Hospital plan: ‘Try very hard to avoid getting Covid until March’

A nurse moves a patient from the emergency department Covid-19 red zone at Sydney’s St Vincent’s Hospital.
A nurse moves a patient from the emergency department Covid-19 red zone at Sydney’s St Vincent’s Hospital.
Credit: Lisa Maree Williams / Getty Images

In mid-October, as the Delta wave exacted its peak toll on hospital systems in the two most populated states, 31 chief executives from the country’s Primary Health Networks were treated to an offhand comment from the federal Department of Health.

The executives – who led the PHNs funded by the Commonwealth to co-ordinate care between GPs, allied health and state hospital systems – were on a Microsoft Teams meeting with senior bureaucrats on unrelated matters when the Health team mentioned a plan was being developed to “transition Covid care to the community”.

The plan – although it was not yet clear to those on the call – was to keep as many Covid-19 positive patients out of hospital as possible. It would be based in part on a drug that still has not arrived in the country and at the time wasn’t approved for use. Crucially, the plan was not updated when Omicron hit and numbers surged out of control.

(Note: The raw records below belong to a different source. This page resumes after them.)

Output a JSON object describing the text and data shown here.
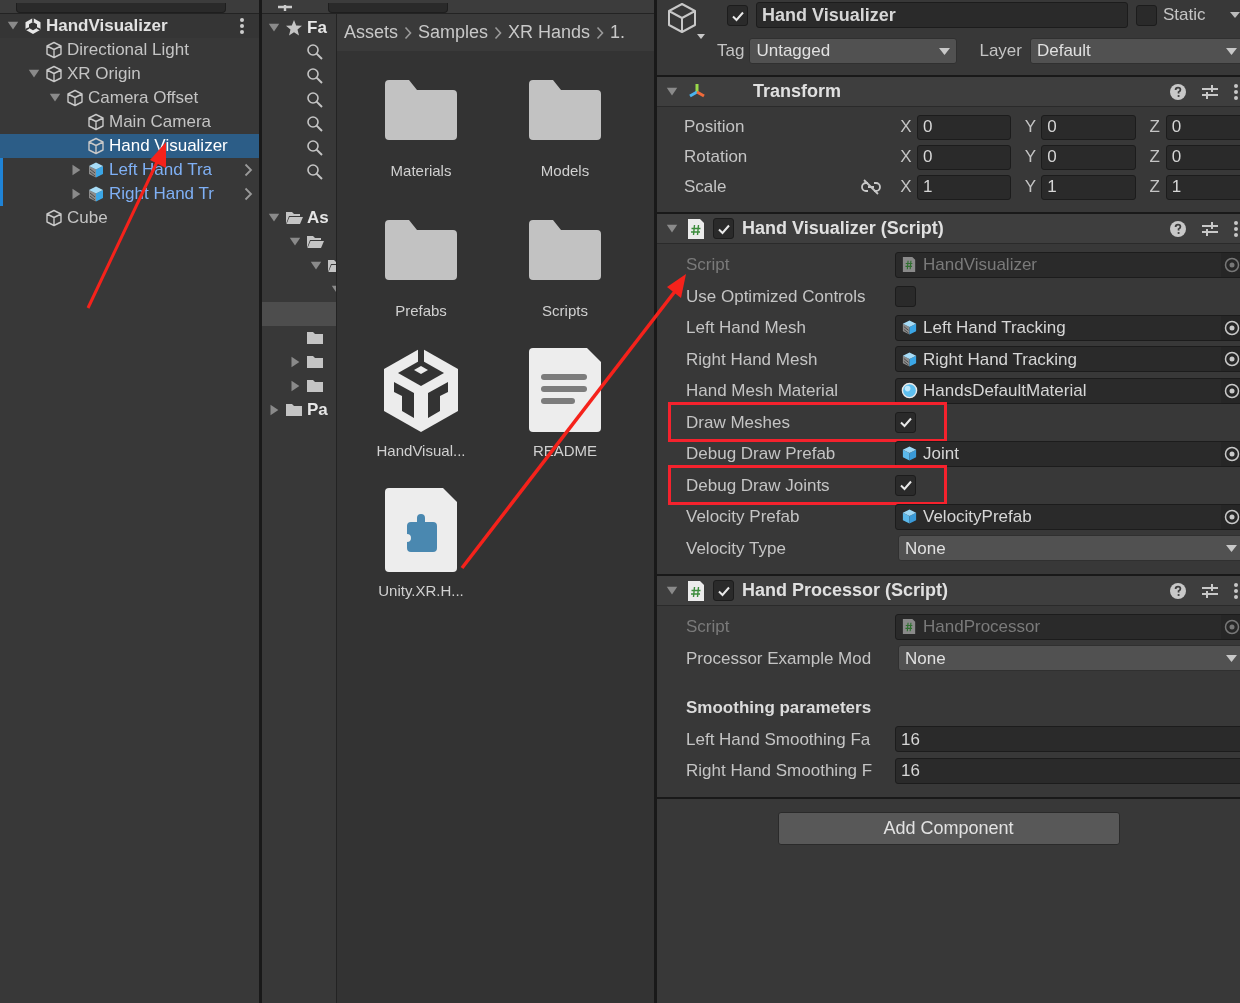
{
  "hierarchy": {
    "scene": {
      "label": "HandVisualizer",
      "kind": "scene",
      "expanded": true,
      "children": [
        {
          "label": "Directional Light",
          "kind": "gameobject",
          "selected": false
        },
        {
          "label": "XR Origin",
          "kind": "gameobject",
          "expanded": true,
          "selected": false,
          "children": [
            {
              "label": "Camera Offset",
              "kind": "gameobject",
              "expanded": true,
              "selected": false,
              "children": [
                {
                  "label": "Main Camera",
                  "kind": "gameobject",
                  "selected": false
                },
                {
                  "label": "Hand Visualizer",
                  "kind": "gameobject",
                  "selected": true
                },
                {
                  "label": "Left Hand Tra",
                  "kind": "prefab",
                  "expanded": false,
                  "selected": false
                },
                {
                  "label": "Right Hand Tr",
                  "kind": "prefab",
                  "expanded": false,
                  "selected": false
                }
              ]
            }
          ]
        },
        {
          "label": "Cube",
          "kind": "gameobject",
          "selected": false
        }
      ]
    }
  },
  "project": {
    "tree": [
      {
        "label": "Fa",
        "kind": "favorites",
        "expanded": true,
        "selected": false,
        "children": [
          {
            "kind": "search",
            "selected": false
          },
          {
            "kind": "search",
            "selected": false
          },
          {
            "kind": "search",
            "selected": false
          },
          {
            "kind": "search",
            "selected": false
          },
          {
            "kind": "search",
            "selected": false
          },
          {
            "kind": "search",
            "selected": false
          }
        ]
      },
      {
        "label": "As",
        "kind": "folder-open",
        "expanded": true,
        "selected": false,
        "children": [
          {
            "kind": "folder-open",
            "expanded": true,
            "selected": false,
            "children": [
              {
                "kind": "folder-open",
                "expanded": true,
                "selected": false,
                "children": [
                  {
                    "expanded": true,
                    "selected": false,
                    "children": [
                      {
                        "selected": true
                      }
                    ]
                  }
                ]
              }
            ]
          },
          {
            "kind": "folder",
            "selected": false
          },
          {
            "kind": "folder",
            "expanded": false,
            "selected": false
          },
          {
            "kind": "folder",
            "expanded": false,
            "selected": false
          }
        ]
      },
      {
        "label": "Pa",
        "kind": "folder",
        "expanded": false,
        "selected": false
      }
    ],
    "breadcrumb": [
      "Assets",
      "Samples",
      "XR Hands",
      "1."
    ],
    "assets": [
      {
        "label": "Materials",
        "kind": "folder"
      },
      {
        "label": "Models",
        "kind": "folder"
      },
      {
        "label": "Prefabs",
        "kind": "folder"
      },
      {
        "label": "Scripts",
        "kind": "folder"
      },
      {
        "label": "HandVisual...",
        "kind": "unity"
      },
      {
        "label": "README",
        "kind": "document"
      },
      {
        "label": "Unity.XR.H...",
        "kind": "package"
      }
    ]
  },
  "inspector": {
    "active": true,
    "name": "Hand Visualizer",
    "static": false,
    "static_label": "Static",
    "tag_label": "Tag",
    "tag": "Untagged",
    "layer_label": "Layer",
    "layer": "Default",
    "components": [
      {
        "kind": "transform",
        "title": "Transform",
        "expanded": true,
        "rows": [
          {
            "label": "Position",
            "values": [
              {
                "axis": "X",
                "value": "0"
              },
              {
                "axis": "Y",
                "value": "0"
              },
              {
                "axis": "Z",
                "value": "0"
              }
            ]
          },
          {
            "label": "Rotation",
            "values": [
              {
                "axis": "X",
                "value": "0"
              },
              {
                "axis": "Y",
                "value": "0"
              },
              {
                "axis": "Z",
                "value": "0"
              }
            ]
          },
          {
            "label": "Scale",
            "constrained": false,
            "values": [
              {
                "axis": "X",
                "value": "1"
              },
              {
                "axis": "Y",
                "value": "1"
              },
              {
                "axis": "Z",
                "value": "1"
              }
            ]
          }
        ]
      },
      {
        "kind": "script",
        "title": "Hand Visualizer (Script)",
        "enabled": true,
        "expanded": true,
        "properties": [
          {
            "kind": "script_ref",
            "label": "Script",
            "value": "HandVisualizer",
            "disabled": true
          },
          {
            "kind": "checkbox",
            "label": "Use Optimized Controls",
            "checked": false
          },
          {
            "kind": "model_ref",
            "label": "Left Hand Mesh",
            "value": "Left Hand Tracking"
          },
          {
            "kind": "model_ref",
            "label": "Right Hand Mesh",
            "value": "Right Hand Tracking"
          },
          {
            "kind": "material_ref",
            "label": "Hand Mesh Material",
            "value": "HandsDefaultMaterial"
          },
          {
            "kind": "checkbox",
            "label": "Draw Meshes",
            "checked": true,
            "highlighted": true
          },
          {
            "kind": "prefab_ref",
            "label": "Debug Draw Prefab",
            "value": "Joint"
          },
          {
            "kind": "checkbox",
            "label": "Debug Draw Joints",
            "checked": true,
            "highlighted": true
          },
          {
            "kind": "prefab_ref",
            "label": "Velocity Prefab",
            "value": "VelocityPrefab"
          },
          {
            "kind": "dropdown",
            "label": "Velocity Type",
            "value": "None"
          }
        ]
      },
      {
        "kind": "script",
        "title": "Hand Processor (Script)",
        "enabled": true,
        "expanded": true,
        "properties": [
          {
            "kind": "script_ref",
            "label": "Script",
            "value": "HandProcessor",
            "disabled": true
          },
          {
            "kind": "dropdown",
            "label": "Processor Example Mod",
            "value": "None"
          },
          {
            "kind": "heading",
            "label": "Smoothing parameters"
          },
          {
            "kind": "number",
            "label": "Left Hand Smoothing Fa",
            "value": "16"
          },
          {
            "kind": "number",
            "label": "Right Hand Smoothing F",
            "value": "16"
          }
        ]
      }
    ],
    "add_component": "Add Component"
  },
  "annotation_arrows": true
}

The Teams call happened on October 12. The official communiqué, from first assistant secretary Simon Cotterell, was not sent until October 25. It represented a massive shift, in line with national cabinet deliberations, to relieve pressure on the nation’s hospital systems by shifting the focus of Covid-19 care to GPs.

Cotterell’s email said the government would retool an online system called Healthdirect to link Covid-positive patients to primary care without them going to a hospital.

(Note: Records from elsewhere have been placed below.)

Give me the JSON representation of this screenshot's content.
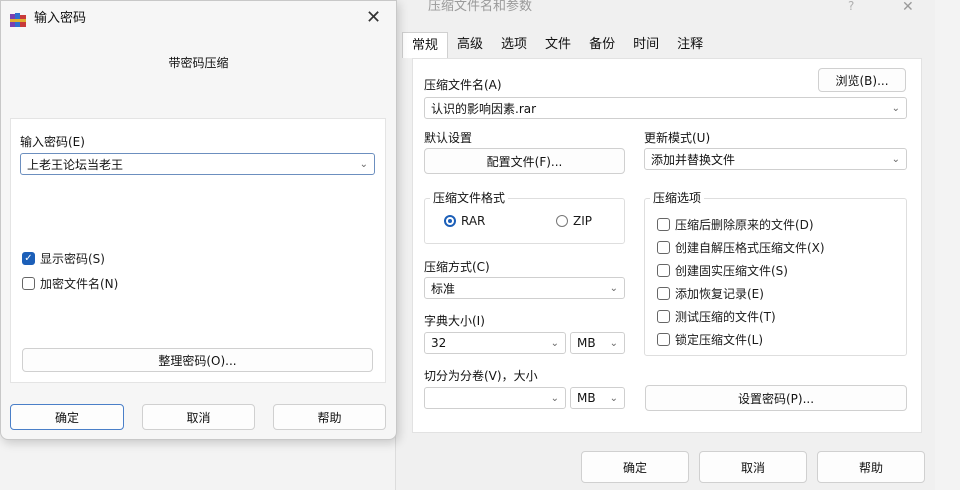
{
  "back_dialog": {
    "title": "压缩文件名和参数",
    "help_glyph": "?",
    "close_glyph": "✕",
    "tabs": [
      {
        "label": "常规"
      },
      {
        "label": "高级"
      },
      {
        "label": "选项"
      },
      {
        "label": "文件"
      },
      {
        "label": "备份"
      },
      {
        "label": "时间"
      },
      {
        "label": "注释"
      }
    ],
    "archive_name_label": "压缩文件名(A)",
    "browse_button": "浏览(B)...",
    "archive_name_value": "认识的影响因素.rar",
    "default_settings_label": "默认设置",
    "profiles_button": "配置文件(F)...",
    "update_mode_label": "更新模式(U)",
    "update_mode_value": "添加并替换文件",
    "format_group_label": "压缩文件格式",
    "format_rar": "RAR",
    "format_zip": "ZIP",
    "method_label": "压缩方式(C)",
    "method_value": "标准",
    "dict_label": "字典大小(I)",
    "dict_value": "32",
    "dict_unit": "MB",
    "split_label": "切分为分卷(V)，大小",
    "split_value": "",
    "split_unit": "MB",
    "options_group_label": "压缩选项",
    "options": [
      {
        "label": "压缩后删除原来的文件(D)",
        "checked": false
      },
      {
        "label": "创建自解压格式压缩文件(X)",
        "checked": false
      },
      {
        "label": "创建固实压缩文件(S)",
        "checked": false
      },
      {
        "label": "添加恢复记录(E)",
        "checked": false
      },
      {
        "label": "测试压缩的文件(T)",
        "checked": false
      },
      {
        "label": "锁定压缩文件(L)",
        "checked": false
      }
    ],
    "set_password_button": "设置密码(P)...",
    "ok_button": "确定",
    "cancel_button": "取消",
    "help_button": "帮助"
  },
  "password_dialog": {
    "title": "输入密码",
    "close_glyph": "✕",
    "subtitle": "带密码压缩",
    "password_label": "输入密码(E)",
    "password_value": "上老王论坛当老王",
    "show_password_label": "显示密码(S)",
    "show_password_checked": true,
    "encrypt_names_label": "加密文件名(N)",
    "encrypt_names_checked": false,
    "organize_button": "整理密码(O)...",
    "ok_button": "确定",
    "cancel_button": "取消",
    "help_button": "帮助"
  },
  "icons": {
    "app": "winrar-books-icon",
    "chevron": "chevron-down-icon",
    "check": "checkmark-icon"
  },
  "colors": {
    "accent": "#1c5fb8",
    "focus_border": "#6c8fbf"
  }
}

“Any management of Covid-positive cases by Healthdirect would be of very low-risk patients only,” his email said. “Discussions are well advanced with NSW and Victoria about this arrangement, and the system will be designed so that other jurisdictions can readily join.”

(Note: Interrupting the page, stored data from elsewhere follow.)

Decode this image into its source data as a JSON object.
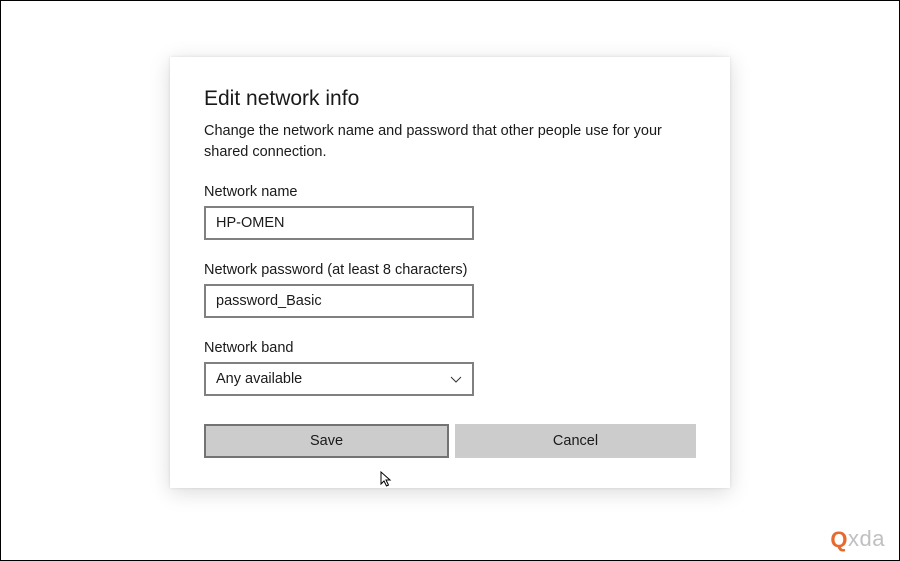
{
  "dialog": {
    "title": "Edit network info",
    "description": "Change the network name and password that other people use for your shared connection."
  },
  "fields": {
    "name_label": "Network name",
    "name_value": "HP-OMEN",
    "password_label": "Network password (at least 8 characters)",
    "password_value": "password_Basic",
    "band_label": "Network band",
    "band_value": "Any available"
  },
  "buttons": {
    "save": "Save",
    "cancel": "Cancel"
  },
  "watermark": {
    "prefix": "Q",
    "suffix": "xda"
  }
}
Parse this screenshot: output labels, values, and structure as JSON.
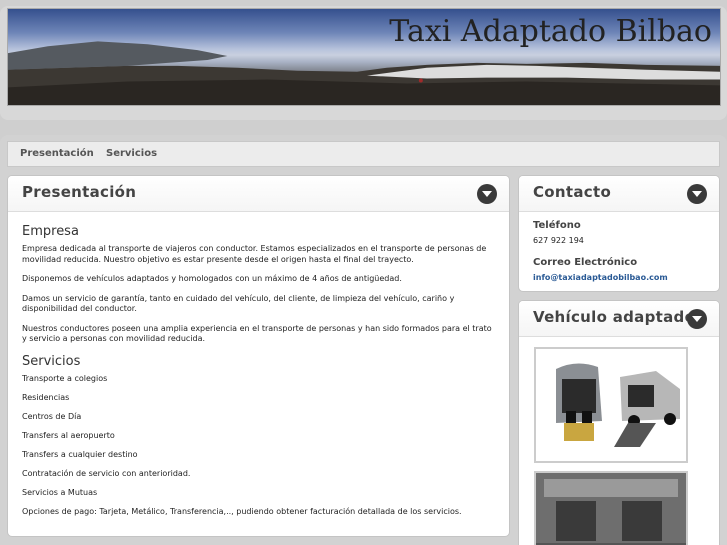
{
  "header": {
    "title": "Taxi Adaptado Bilbao",
    "banner_alt": "Panoramic mountain landscape above clouds"
  },
  "nav": {
    "items": [
      "Presentación",
      "Servicios"
    ]
  },
  "main": {
    "title": "Presentación",
    "empresa_heading": "Empresa",
    "paragraphs": [
      "Empresa dedicada al transporte de viajeros con conductor. Estamos especializados en el transporte de personas de movilidad reducida. Nuestro objetivo es estar presente desde el origen hasta el final del trayecto.",
      "Disponemos de vehículos adaptados y homologados con un máximo de 4 años de antigüedad.",
      "Damos un servicio de garantía, tanto en cuidado del vehículo, del cliente, de limpieza del vehículo, cariño y disponibilidad del conductor.",
      "Nuestros conductores poseen una amplia experiencia en el transporte de personas y han sido formados para el trato y servicio a personas con movilidad reducida."
    ],
    "servicios_heading": "Servicios",
    "services": [
      "Transporte a colegios",
      "Residencias",
      "Centros de Día",
      "Transfers al aeropuerto",
      "Transfers a cualquier destino",
      "Contratación de servicio con anterioridad.",
      "Servicios a Mutuas",
      "Opciones de pago: Tarjeta, Metálico, Transferencia,.., pudiendo obtener facturación detallada de los servicios."
    ]
  },
  "contact": {
    "title": "Contacto",
    "phone_label": "Teléfono",
    "phone": "627 922 194",
    "email_label": "Correo Electrónico",
    "email": "info@taxiadaptadobilbao.com"
  },
  "vehicle": {
    "title": "Vehículo adaptado"
  }
}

This was the new normal, run out of a Living With Covid Taskforce within the Department of Health. It involved the “intensive” involvement of general practitioners across the country. But as one observer told The Saturday Paper, the “greatest weapon” in their fight on the front line was withheld: Paxlovid.

On October 17, Health Minister Greg Hunt announced the federal government’s ability to “secure” 500,000 courses of Pfizer’s investigational oral antiviral tablet Paxlovid. Early clinical trials showed the drug could dramatically slash hospitalisation rates among infected people with high-risk conditions.

After this deal, clinical trial data from Pfizer revealed there was an 89 per cent reduction “in risk of Covid-19-related hospitalisation or death from any cause compared to placebo in patients treated within three days of symptom onset”.

Many things changed between early October and November 2021, but two things are significant: Omicron arrived, Paxlovid didn’t.

“Now when the government says we’re not looking at case numbers, we are just looking at hospitalisations and intensive care and people dying, well, that’s the drug,” a high-ranking source familiar with the discussions between health networks and the federal department tells The Saturday Paper.

“The frustrating thing is the terminology ‘we’ve secured it’. Well, we all know what that means.”

Paxlovid, which has been administered in the United States and Israel for more than a month, was given provisional approval by the Therapeutic Goods Administration on January 20 alongside a less effective oral pill from Merck. Neither drug has reached Australia.

Since December 1, there have been more than 1200 deaths as a result of Covid-19 here, with most of those happening this month. According to a source who spoke on the condition of anonymity, the first prescription Paxlovid won’t be available in Australia until early March.

“Absolutely, people have died who otherwise wouldn’t have,” they said.

As summer began, GPs and Primary Health Networks were left in the dark about the new “care in the community” plan. They begged for an advertising campaign to inform the public about the change in Covid-19 management – call your GP first and if things worsen, they’ll send patients to hospital – but none happened.

These groups also repeatedly asked for progress on Paxlovid supplies and heard nothing. There was no training and until late December the Commonwealth threatened to revoke telehealth Medicare rebates entirely.

All the while, cases spiralled.

“It was a classic case of snatching defeat from the jaws of victory,” the primary health source said of the reopening strategy.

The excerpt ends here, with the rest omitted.